Nós, o estudo da Portela, consideramos também os alunos do final do ensino médio. Em um ano típico, os alunos brasileiros aprendem 8,8 pontos em português e 7,1 em matemática. Porém, em 2020, eles podem perder até 6,3 e 5,1 pontos, respectivamente.

Na avaliação de Claudia Costin, ex-diretora de Educação do Banco Mundial, a recuperação do aprendizado passa pelo reforço do ensino a distância, com acesso dos alunos a equipamentos digitais e pacotes de dados, e o retorno presencial às aulas em locais com a pandemia controlada.
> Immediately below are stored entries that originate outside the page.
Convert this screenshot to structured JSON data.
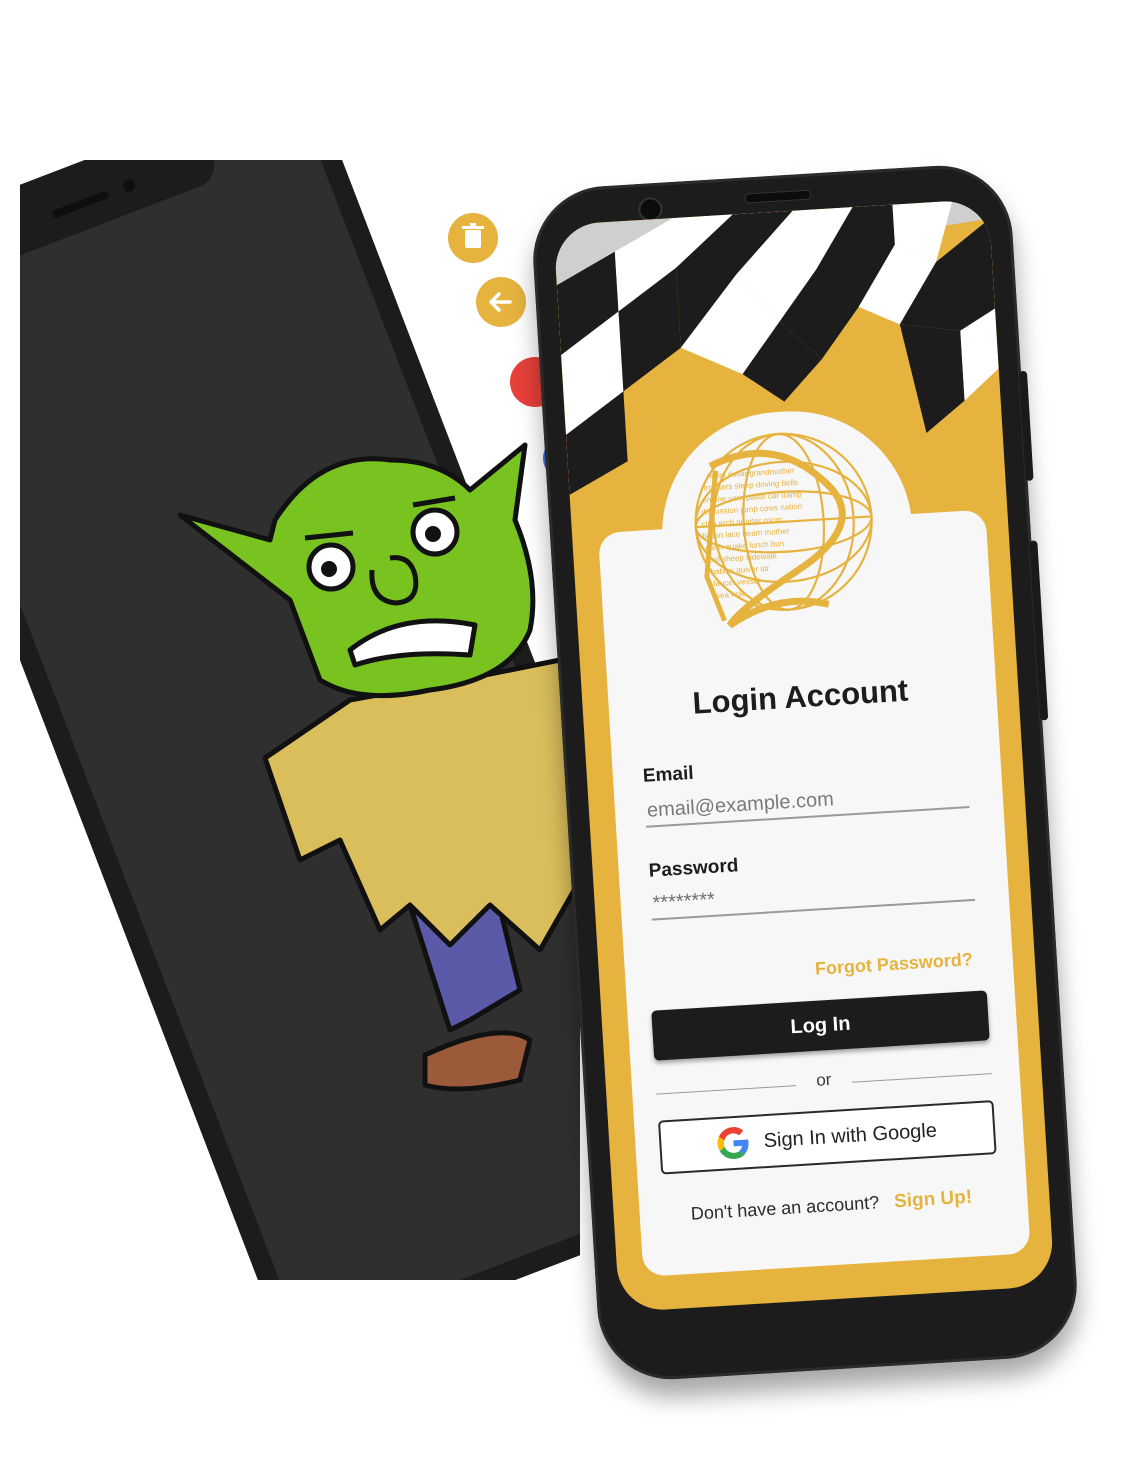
{
  "back_phone": {
    "toolbar": {
      "delete_icon": "trash-icon",
      "back_icon": "arrow-left-icon"
    },
    "palette": [
      {
        "color": "#e8403a"
      },
      {
        "color": "#3a72e6"
      }
    ],
    "drawing": {
      "subject": "green-goblin"
    }
  },
  "login": {
    "title": "Login Account",
    "email": {
      "label": "Email",
      "placeholder": "email@example.com"
    },
    "password": {
      "label": "Password",
      "value": "********"
    },
    "forgot_label": "Forgot Password?",
    "login_button": "Log In",
    "divider_text": "or",
    "google_button": "Sign In with Google",
    "signup_prompt": "Don't have an account?",
    "signup_link": "Sign Up!"
  },
  "colors": {
    "accent": "#e6b33f",
    "dark": "#1c1c1c",
    "card": "#f7f7f7"
  }
}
- Ajuda muito que a maior parte do país já tenha currículos municipais definidos. Isso significa que os gestores são capazes de saber o que os alunos não aprenderam a priorizar em 2021 - ressalta. - Também é necessário identificar os alunos que precisam de uma recuperação mais forte e priorizá-los, deixando mais tempo na escola ou com mais dias no rodízio das aulas presenciais.

A pesquisa liderada por Portela considerou três variáveis ​​para a simulação: a quantidade de aprendizagem de um aluno brasileiro em um ano típico; o horário de interrupção das aulas no momento da pesquisa; e quanto o aluno pode ter aprendido no ensino à distância.

Para calcular a terceira variável, os pesquisadores criaram três cenários: otimista, intermediário e pessimista. A primeira considera que os alunos aprenderiam tanto por meio do ensino a distância quanto em sala de aula, desde que realizassem atividades escolares; na segunda, aprenderiam por meio do ensino a distância na proporção das horas despendidas com as atividades escolares; finalmente, eles não aprenderiam por meio do ensino remoto.